Your situation transcends the issue of law school. To what extent do we sacrifice for our spouse? To what extent should we risk taking on education in a field we may end up hating, and incurring large expenses, when by doing so we will also upset our spouse. This calculus only you can make. Further, it involves issues about which you cannot know.
And no, your not stupid. Either UCLA or Fordham would educate you just fine. I suspect that which school is best for you depends less on the school and more on where you are--LA or NYC. If you loved NYC and hated LA, you'd do better at Fordham. If you really didn't want to be in NYC and loved LA, UCLA would be better. But again, yours is more complicated than that, and involves what may be of far greater concern--marital discord. Law school is toxic on relationships--I know this all too well. Even in the best of circumstances, with fully supportive spouses, law school is tough! If you stay in LA, your relationship will be harmed. If you go to NYC, it will be harmed. You are in a lose-lose situation, and I hope you guys can come to some sort of agreement.

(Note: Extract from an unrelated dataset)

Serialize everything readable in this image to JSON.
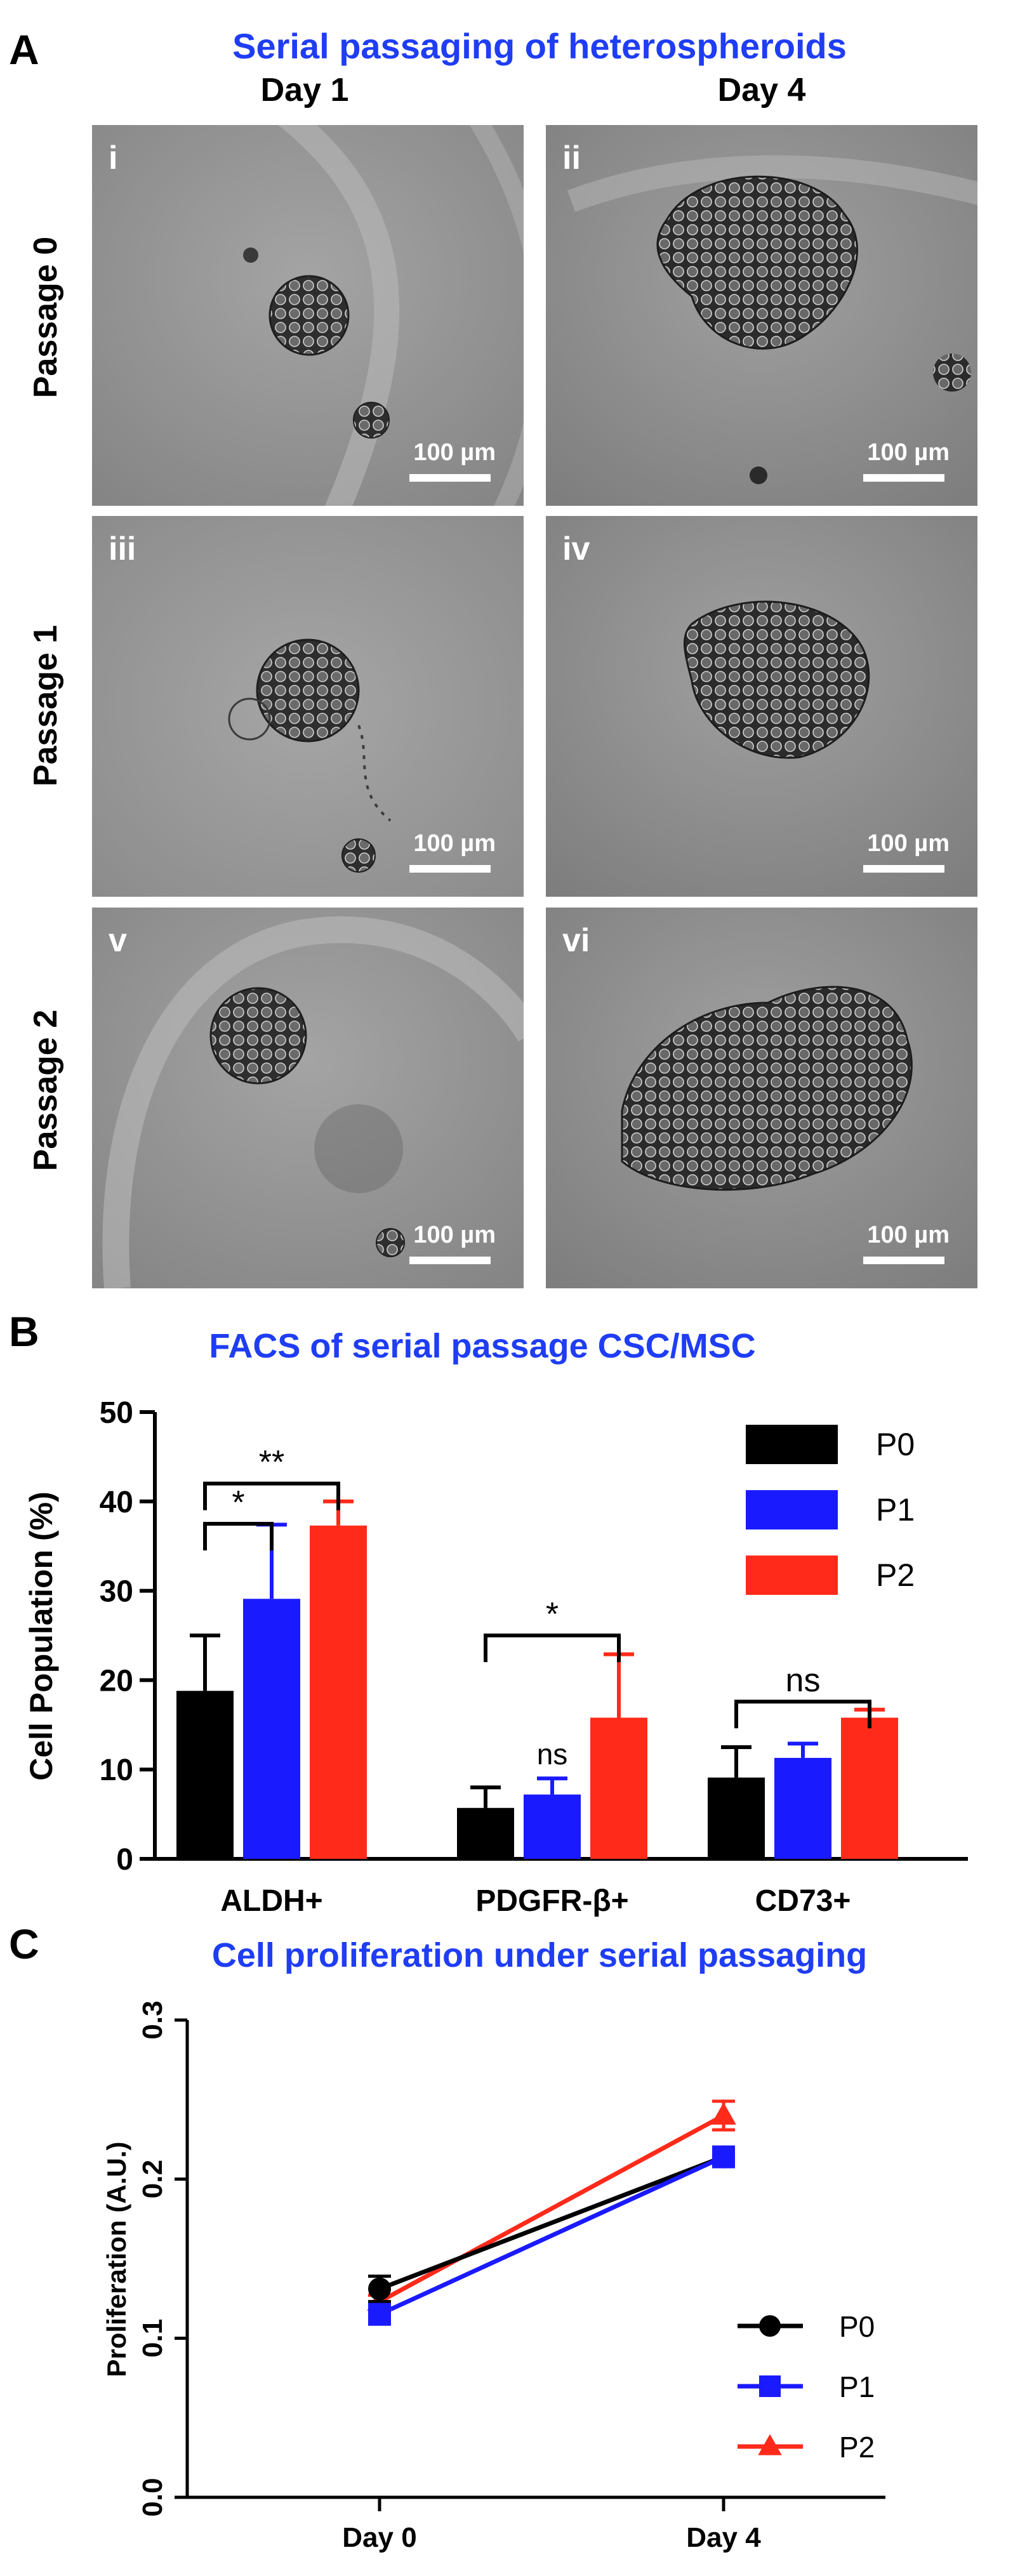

I wish I had better advice, but I don't think anyone can really give you advice on this issue. NOt everyone goes to the school that they really want to go to, either for financial or personal reasons--not to mention the reality that at least 90% of persons would rather go to a school they didn't get into or couldn't get into. But rest assured, your career won't be ruined because you had to go to Fordham over UCLA, or assured because you went to UCLA over Fordham.